Treatment Goals for the Patient
The principal goal for treating bacterial vaginosis are two. These are to relieve vaginal symptoms and signs of infections (Redelinghuys et al. 2020). In treating the patient, the therapy course will seek to relieve any vaginal symptoms manifesting, such as vaginal discharge, and odor after sexual intercourse, and the same signs of infection.
Drug Therapy for the Patient
Despite the limitations of the current therapeutic approaches in managing bacterial vaginosis, pharmacological measures are usually the first-line treatment for the condition. In this case, for a woman who is not pregnant, which is the case for the R.S., treatment will involve metronidazole 500 mg PO b.i.d. for 7 days, or metronidazole gel 0.75 percent, 1 full applicator (5 g) intravaginally once a day for 5 days, or clindamycin cream 2 percent, 1 full applicator (5 g) intravaginally at bedtime for 7 days (Bradshaw & Sobel, 2016).

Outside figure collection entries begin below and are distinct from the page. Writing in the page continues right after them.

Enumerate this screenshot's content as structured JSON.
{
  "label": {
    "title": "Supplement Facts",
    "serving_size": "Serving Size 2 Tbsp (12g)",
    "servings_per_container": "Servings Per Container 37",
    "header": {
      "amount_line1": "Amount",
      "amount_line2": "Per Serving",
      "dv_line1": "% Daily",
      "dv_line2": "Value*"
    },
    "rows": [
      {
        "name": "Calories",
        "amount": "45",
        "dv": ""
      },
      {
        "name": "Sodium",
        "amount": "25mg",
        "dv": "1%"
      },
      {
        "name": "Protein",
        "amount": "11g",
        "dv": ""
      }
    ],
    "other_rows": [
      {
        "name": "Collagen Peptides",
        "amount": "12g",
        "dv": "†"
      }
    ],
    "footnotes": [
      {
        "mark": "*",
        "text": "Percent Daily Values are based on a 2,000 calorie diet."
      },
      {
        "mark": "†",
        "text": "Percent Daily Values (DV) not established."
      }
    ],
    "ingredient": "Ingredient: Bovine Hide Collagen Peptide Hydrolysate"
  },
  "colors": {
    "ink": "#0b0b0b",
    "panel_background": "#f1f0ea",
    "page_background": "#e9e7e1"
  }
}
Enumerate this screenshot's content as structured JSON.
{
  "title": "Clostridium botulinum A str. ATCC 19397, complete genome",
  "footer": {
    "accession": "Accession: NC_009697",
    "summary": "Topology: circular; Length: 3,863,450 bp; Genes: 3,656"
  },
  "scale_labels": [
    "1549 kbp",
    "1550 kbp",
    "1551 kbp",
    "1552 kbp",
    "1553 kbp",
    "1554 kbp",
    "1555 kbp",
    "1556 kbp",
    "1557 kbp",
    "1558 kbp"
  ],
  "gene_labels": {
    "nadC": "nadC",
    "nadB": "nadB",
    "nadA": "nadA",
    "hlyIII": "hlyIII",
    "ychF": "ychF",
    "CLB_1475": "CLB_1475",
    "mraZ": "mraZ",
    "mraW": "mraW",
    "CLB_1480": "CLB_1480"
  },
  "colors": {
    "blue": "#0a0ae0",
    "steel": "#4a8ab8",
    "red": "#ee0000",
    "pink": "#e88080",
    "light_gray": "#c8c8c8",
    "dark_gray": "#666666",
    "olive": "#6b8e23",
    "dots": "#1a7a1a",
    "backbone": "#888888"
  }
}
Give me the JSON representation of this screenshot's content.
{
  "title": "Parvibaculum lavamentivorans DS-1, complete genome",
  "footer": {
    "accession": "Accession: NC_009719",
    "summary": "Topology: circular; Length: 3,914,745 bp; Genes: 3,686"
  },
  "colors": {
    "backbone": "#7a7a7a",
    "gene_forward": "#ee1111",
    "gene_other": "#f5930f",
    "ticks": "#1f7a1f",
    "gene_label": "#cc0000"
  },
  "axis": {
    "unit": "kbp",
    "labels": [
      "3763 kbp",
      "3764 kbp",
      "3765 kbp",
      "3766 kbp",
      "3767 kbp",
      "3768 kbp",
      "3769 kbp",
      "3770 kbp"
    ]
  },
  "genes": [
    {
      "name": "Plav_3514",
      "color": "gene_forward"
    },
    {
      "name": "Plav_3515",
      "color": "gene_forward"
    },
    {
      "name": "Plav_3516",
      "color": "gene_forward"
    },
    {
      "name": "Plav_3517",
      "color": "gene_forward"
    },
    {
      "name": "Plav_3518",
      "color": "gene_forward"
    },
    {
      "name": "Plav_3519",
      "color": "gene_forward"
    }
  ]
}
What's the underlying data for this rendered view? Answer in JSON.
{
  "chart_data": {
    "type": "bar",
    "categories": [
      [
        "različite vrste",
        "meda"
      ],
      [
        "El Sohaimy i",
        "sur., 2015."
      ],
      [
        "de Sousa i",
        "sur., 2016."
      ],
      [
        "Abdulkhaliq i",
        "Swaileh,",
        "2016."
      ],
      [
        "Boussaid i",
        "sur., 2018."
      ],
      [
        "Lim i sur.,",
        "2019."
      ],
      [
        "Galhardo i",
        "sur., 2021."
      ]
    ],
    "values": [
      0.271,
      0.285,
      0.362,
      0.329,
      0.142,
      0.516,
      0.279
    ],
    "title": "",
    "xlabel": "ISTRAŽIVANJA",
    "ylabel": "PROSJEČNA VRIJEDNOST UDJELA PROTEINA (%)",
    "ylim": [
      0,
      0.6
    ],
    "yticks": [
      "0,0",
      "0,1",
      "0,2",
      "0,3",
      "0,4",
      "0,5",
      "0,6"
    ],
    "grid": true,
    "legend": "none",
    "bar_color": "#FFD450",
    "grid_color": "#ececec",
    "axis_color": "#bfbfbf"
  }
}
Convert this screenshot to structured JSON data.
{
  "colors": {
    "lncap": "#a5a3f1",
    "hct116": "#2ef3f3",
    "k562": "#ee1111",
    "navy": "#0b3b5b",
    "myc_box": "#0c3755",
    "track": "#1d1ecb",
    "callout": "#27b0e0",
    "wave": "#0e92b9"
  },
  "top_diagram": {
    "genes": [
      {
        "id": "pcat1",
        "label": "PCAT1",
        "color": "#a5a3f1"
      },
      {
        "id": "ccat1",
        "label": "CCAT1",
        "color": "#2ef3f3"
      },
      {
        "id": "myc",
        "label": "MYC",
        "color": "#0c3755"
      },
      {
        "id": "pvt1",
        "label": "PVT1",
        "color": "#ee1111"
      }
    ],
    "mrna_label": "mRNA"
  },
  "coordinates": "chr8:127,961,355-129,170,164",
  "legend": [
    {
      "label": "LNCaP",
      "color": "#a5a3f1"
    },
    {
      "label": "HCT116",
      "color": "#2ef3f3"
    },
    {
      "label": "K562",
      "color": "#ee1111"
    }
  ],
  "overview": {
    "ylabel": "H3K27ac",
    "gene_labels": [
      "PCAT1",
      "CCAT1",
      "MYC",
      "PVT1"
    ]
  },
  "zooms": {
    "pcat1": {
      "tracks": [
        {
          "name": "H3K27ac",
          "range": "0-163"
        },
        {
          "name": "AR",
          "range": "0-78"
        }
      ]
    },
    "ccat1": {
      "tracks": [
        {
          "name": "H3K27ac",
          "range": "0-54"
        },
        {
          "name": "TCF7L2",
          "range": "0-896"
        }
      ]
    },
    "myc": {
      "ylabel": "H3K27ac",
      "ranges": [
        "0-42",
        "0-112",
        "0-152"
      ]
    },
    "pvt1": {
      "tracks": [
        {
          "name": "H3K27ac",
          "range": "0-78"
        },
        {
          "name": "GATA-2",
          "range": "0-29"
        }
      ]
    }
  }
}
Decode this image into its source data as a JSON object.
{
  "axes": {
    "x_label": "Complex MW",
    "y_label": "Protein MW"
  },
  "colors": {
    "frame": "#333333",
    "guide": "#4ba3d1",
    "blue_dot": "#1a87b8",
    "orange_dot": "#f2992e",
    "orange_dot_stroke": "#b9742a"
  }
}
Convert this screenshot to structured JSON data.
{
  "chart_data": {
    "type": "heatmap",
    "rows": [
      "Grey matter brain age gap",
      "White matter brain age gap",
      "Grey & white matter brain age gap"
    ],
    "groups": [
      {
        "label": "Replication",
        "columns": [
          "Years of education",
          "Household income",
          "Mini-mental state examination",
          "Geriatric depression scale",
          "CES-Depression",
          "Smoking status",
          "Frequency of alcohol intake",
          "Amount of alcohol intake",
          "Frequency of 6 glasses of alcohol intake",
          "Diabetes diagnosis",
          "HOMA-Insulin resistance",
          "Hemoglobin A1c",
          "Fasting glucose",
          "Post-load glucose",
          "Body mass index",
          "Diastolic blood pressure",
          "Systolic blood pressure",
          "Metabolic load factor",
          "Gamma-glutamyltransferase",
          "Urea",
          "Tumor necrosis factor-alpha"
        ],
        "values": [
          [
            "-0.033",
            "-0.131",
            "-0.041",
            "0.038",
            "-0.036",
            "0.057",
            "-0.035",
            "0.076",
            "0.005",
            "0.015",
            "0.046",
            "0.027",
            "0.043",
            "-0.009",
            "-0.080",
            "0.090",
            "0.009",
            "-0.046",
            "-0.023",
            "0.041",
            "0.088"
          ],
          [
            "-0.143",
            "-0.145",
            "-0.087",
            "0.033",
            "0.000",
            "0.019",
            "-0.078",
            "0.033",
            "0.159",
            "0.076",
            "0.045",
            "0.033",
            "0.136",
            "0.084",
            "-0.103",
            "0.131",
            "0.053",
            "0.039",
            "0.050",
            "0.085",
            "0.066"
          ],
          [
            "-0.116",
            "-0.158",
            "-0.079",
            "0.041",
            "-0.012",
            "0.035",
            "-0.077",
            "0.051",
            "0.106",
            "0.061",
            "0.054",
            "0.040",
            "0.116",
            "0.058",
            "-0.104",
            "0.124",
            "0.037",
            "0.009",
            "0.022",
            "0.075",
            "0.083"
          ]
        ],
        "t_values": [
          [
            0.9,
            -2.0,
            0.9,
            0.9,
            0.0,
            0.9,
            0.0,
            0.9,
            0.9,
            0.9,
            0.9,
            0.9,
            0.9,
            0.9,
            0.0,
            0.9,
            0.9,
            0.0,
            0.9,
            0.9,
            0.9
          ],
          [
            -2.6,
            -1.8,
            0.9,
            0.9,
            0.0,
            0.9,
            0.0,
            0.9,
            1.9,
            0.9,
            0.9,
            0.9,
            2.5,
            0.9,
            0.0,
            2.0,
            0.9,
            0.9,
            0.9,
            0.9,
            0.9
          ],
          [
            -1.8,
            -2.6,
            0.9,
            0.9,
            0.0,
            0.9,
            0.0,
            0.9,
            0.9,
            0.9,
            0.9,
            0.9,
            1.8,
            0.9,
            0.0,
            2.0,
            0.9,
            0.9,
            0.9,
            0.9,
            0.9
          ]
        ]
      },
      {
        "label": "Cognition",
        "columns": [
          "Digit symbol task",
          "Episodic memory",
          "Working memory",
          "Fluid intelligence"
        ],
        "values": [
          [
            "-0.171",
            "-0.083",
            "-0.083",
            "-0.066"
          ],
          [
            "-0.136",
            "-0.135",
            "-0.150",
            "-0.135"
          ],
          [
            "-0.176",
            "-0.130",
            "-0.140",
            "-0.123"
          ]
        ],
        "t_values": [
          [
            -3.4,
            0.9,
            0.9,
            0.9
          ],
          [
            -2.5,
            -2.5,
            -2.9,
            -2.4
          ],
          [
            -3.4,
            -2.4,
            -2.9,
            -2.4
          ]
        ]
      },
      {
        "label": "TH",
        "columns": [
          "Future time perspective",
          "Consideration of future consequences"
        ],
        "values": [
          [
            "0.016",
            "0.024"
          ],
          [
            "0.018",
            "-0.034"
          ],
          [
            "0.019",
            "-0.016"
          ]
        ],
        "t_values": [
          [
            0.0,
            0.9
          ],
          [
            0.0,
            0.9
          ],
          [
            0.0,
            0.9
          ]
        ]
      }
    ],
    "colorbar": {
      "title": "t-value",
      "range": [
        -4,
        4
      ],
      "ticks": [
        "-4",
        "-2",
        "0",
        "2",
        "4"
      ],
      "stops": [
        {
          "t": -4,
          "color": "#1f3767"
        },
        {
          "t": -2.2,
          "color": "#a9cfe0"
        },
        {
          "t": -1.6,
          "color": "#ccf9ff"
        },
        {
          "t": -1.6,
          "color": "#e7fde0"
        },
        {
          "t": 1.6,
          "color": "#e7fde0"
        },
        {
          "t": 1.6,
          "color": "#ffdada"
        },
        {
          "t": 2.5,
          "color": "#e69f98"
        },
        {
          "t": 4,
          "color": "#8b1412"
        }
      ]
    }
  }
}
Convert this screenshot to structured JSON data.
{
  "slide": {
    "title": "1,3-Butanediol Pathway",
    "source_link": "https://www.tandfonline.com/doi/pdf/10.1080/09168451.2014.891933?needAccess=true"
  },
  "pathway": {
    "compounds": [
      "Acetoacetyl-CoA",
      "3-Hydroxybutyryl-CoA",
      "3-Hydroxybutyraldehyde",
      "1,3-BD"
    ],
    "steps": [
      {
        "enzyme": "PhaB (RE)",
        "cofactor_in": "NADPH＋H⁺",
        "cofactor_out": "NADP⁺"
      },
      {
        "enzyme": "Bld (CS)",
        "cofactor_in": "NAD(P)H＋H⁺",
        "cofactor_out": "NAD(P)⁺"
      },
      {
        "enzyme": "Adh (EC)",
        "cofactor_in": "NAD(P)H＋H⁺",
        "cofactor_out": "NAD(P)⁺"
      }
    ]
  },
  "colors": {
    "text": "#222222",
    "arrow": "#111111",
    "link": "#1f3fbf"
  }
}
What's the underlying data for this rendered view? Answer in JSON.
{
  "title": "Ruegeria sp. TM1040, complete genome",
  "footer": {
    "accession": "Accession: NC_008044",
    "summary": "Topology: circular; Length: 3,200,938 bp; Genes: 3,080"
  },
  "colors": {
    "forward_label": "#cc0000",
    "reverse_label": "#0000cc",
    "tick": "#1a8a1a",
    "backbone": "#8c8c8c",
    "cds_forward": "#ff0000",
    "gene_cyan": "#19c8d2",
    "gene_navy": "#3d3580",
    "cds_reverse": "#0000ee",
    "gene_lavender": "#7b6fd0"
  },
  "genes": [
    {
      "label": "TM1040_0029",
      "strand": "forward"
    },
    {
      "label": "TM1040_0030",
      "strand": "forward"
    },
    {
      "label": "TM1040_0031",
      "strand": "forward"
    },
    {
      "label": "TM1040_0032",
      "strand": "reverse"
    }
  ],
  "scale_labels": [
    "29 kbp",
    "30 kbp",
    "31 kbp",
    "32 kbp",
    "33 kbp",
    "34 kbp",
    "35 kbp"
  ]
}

Patient education will require creating awareness of how the patient and her partner can prevent recurrences or infections. First, patient education will involve educating R.S. against subsequent vaginal douching. Gondwe et al. (2020) explain that vaginal douching increases the risk of vaginal infections because of altering its pH. Accordingly, the patient will be made aware of this risk and the reality that the vagina can clean itself inside with natural vaginal secretions. Second, the patient will be educated about the need to use protection with her partner during treatment period. It will be necessary to inform the patient that the partner will not require treatment for the condition. Third, the patient will be educated on the adverse reactions that can necessitate stopping the therapy. These include confusion, diarrhea, vomiting, nausea, peripheral neuropathy, and metallic taste. Lastly, the patient will be encouraged to maintain a single sexual partner (Buttaro et al., 2020). Bacterial vaginosis makes one vulnerable to sexually transmitted infections (STIs), such as herpes simplex virus, human immunodeficiency virus (HIV), chlamydia, and gonorrhea. This will also extend to his partner to reduce the risk of STIs.